A 44-year-old man without hypertension, diabetes mellitus or congenital disease was referred from an outside hospital as a result of a 1-year history of limb weakness and defecation difficulties. He initially complained of progressive right limb weakness of unknown origin and became progressively quadriplegic with difficulty defecating after a fall. He was diagnosed with a metastatic spinal tumor after magnetic resonance imaging (MRI) was performed at a Grade ⅢA hospital. He was told that the survival time was about 6-12 months, and the specialist recommended that further visits to the radiotherapy department be available. However, the patient abandoned further treatment. After one year bedridden at home, his symptoms persisted with no new discomforts. The patient had not received any treatment before referral.
Upon neurological examination, the results revealed that muscle power had been reduced in all limbs: right upper limb middle finger muscle strength was 2/5, both lower limb hip flexion and knee flexion muscle strength was 3/5, and remaining limb muscle strength was 0/5. His biceps reflexes, triceps reflexs and knee-jerk reflexes were exaggerated bilaterally. The patient exhibited serious hypoesthesia to light touch sensations and thermal nociception on his chest, abdomen and both lower extremities. Myelopathy was assessed with the modified Japanese Orthopedic Association (mJOA) scale; the patient scored 4 of 15 points preoperatively.
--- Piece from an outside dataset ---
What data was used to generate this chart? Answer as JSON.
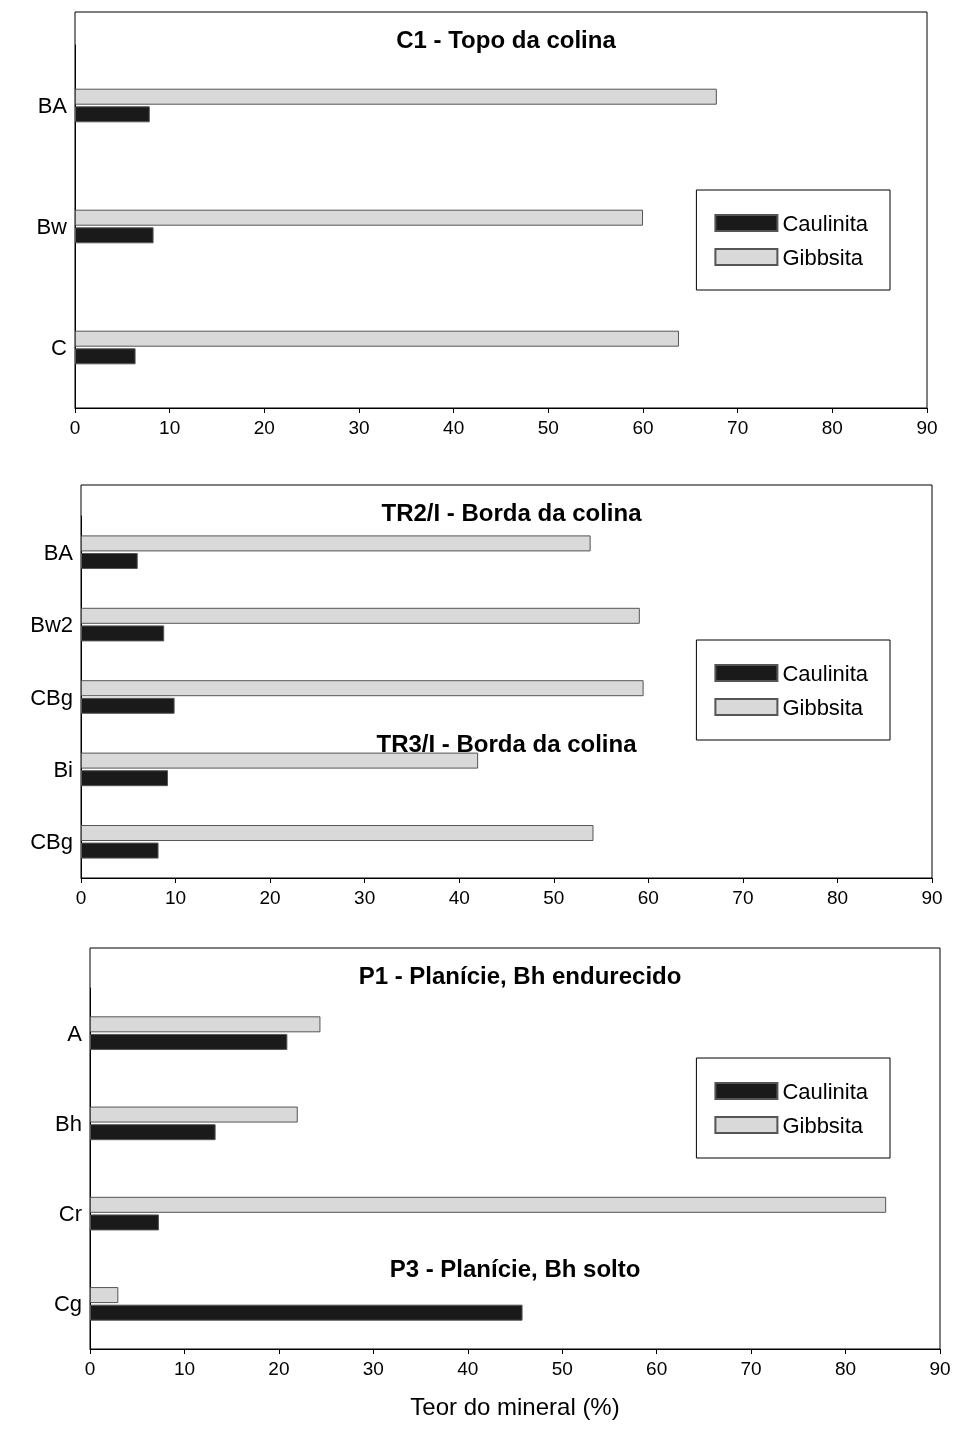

MRI (Figure 1) of the cervical spine revealed that an extradural tumor, localized at the C3 to C5 levels, compressed the spinal cord to the left side and invaded the C4 vertebral body and attachment. The tumor penetrated the C4 vertebral body at the anterior edge. In addition, T2-weighted images (T2WI) revealed the lesion was hyperintense compared with the spinal cord. After the administration of intravenous gadolinium, the tumor demonstrated significant enhancement. Computed tomography (CT, Figure 2) subsequently delineated the VBC of the C4 and soft tissue density in the cancellous substance of C4. Finally, a comparison of CT (Figure 2C) and MRI (Figure 1C and 1D) images was performed at the external hospital in 2017. There was no significant progress in the range of the lesion.
A two-stage operation by posterior and anterolateral approaches was planned due to the large extradural component and eroded nature of the entire C4 with VBC. After obtaining written informed consent, the patient underwent microsurgically-assisted extradural exploration and intraoperative tumor biopsy through a posterior approach. The pathological results of intraoperative tumor biopsy indicated a “neurogenic tumor”. Therefore, the tumor was removed except for the portions remaining in C4 and lateral mass plating was added for stability. During the second surgery, the patient underwent C4 vertebrectomy and intervertebral bone graft fusion with instrumentation for stability. The histological diagnosis of tumor tissue from both operations was consistent with schwannoma (Figure 3).
The postoperative course was uneventful, and the patient’s limb weakness gradually resolved. One year after surgery, the patient could walk and write on their own, strength was regained to 4/5 in the upper extremities and 5/5 in the lower extremities, and the mJOA of the patient was 15 of 15 points at that time. A review of cervical MRI (Figure 4A and 4B) one year after surgery showed no recurrence of the tumor, CT (Figure 4C) showed good fusion of the vertebral bodies, and X-ray films (Figure 4D) showed stable fixation materials without loosening or displacement. At present, the bowel function of the patient are improved, however the patient remains with the need to defecate in bed.